Kerja mereka dulu, saat waktu masih pagi-pagi sekali, mereka biasa terbengong di
tepi sungai, duduk mengurung diri dengan kain sarung yang sudah kaku, melihat
air sungai yang mengalir, bersama lamunan mereka yang juga ikut mengalir
perlahan menuju muara. Terbengong-terbengong melihat akik-akik di kampung yang
memberi minum kerbau dan sapi (dalam bahasa Aceh, perbuatan ini disebut
"jak ba ie kubue-leumo"). Mereka para petantang-petenteng itu baru beranjak dari tepi sungai saat matahari sudah sepenggelahan naik, itu pun pulang ke
rumah masing-masing buat melanjutkan tidur yang terputus akibat kena siram pas bangun subuh.
Sekiranya
dulu ayah dan kawan-kawan berani menjawab ocehan mereka, mungkin beliau akan melayaninya seperti
ini; Hai Tuengku apa, Guru, Tuengku Peutua, Bupati dan Gubernur nyan, saboeh
saat akan mate geuwoe bak Tuhan, dan tanyoe-tanyoe nyoe keuh na jak sikula yang
jeut keu peugantoe posisi awaknyan. Jika diterjemahkan: Duhai mas bro, Guru,
Teungku Peutua, Bupati, dan Gubernur itu suatu saat mereka akan mati pergi
menghadap Tuhan pemilik langit, dan kita-kita yang pernah sekolah inilah yang
menggantikan posisi mereka.
Dulunya
beliau juga seorang perantau semasa masih melanjutkan sekolah ke tanah Jogja.
Semasa di perantauan, ayah juga punya sharing cerita yang panjang, tapi
kupenggal sampai disini saja. Semisal dalam urusan menunggu kiriman, beliau sampai
harus menunggu berminggu-minggu lamanya sebelum kiriman uang dan logistik sampai
dari kampung (keluarga) petani.
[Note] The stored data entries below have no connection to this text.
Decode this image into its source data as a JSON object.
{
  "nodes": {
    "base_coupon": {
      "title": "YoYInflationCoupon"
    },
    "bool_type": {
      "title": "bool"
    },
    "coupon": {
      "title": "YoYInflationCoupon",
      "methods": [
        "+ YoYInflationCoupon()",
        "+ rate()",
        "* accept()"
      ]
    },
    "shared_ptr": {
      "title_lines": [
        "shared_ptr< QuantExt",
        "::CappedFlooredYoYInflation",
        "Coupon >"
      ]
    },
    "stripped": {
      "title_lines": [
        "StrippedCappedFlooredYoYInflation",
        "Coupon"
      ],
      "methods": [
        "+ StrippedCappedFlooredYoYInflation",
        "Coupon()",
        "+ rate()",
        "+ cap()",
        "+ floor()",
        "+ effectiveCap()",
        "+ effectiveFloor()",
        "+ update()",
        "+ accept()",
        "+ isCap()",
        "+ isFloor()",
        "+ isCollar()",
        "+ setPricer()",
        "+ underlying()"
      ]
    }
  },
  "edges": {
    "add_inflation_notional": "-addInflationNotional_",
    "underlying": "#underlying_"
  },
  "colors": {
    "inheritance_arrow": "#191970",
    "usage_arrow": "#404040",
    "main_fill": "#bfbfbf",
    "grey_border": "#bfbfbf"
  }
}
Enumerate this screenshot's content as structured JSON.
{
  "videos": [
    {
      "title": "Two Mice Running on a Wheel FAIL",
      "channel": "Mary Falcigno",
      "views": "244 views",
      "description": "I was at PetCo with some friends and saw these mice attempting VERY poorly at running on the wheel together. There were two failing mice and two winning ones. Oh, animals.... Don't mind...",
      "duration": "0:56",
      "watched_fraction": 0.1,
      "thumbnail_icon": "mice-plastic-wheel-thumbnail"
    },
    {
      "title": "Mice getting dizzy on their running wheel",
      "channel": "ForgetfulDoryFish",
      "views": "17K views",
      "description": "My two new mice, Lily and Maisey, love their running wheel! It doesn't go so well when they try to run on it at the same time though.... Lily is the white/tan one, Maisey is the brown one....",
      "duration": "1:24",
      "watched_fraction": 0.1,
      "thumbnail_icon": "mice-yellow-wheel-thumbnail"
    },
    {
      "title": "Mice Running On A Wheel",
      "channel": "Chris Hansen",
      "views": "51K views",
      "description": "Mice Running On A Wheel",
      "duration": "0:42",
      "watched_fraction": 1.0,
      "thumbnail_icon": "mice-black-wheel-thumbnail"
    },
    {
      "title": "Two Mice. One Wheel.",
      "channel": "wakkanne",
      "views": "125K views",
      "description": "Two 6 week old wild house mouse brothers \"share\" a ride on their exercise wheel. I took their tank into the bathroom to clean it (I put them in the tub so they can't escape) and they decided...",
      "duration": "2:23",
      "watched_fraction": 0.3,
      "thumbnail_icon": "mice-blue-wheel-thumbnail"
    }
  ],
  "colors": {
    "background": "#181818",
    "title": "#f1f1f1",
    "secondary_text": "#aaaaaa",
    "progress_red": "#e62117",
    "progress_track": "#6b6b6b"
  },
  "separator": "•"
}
Saat itu rekening Bank belum begitu
masyhur apalagi kotak ATM, kotak ajaib yang ketika tubuhnya digesek secara
magis ia akan memuntahkan lembaran-lembaran uang. Mana ada yang begituan saat zaman masih mengandalkan jasa pak pos, bukan seperti pak pos kilat sekarang. Untuk
menunggu kiriman, misalkan awal Januari ayah mengabari keluhannya ke kampung
halaman soal logistik dan amunisinya yang mau habis, baru di penghujung Januari
kiriman uang seadanya dan beras hasil sawah garapan kakek-nenekku sampai ke
Jogjha, tepatnya ke Kulon Progo. Karena beratnya perjuangan seorang ayah, makanya setiap
hari kuperingati itu dalam tulisan ini apa yang sering digaung-gaungkan oleh manusia modern sekarang: Selamat Hari Ayah.
|
Photo Perwakilan Kulon Progo Zaman Dulu Yang Sudah Hilang Photonya |
**********************Selesai
Kenangan ibadah haji almarhum semasa hidupnya, semoga mendapat haji yang mabrur, Amiin.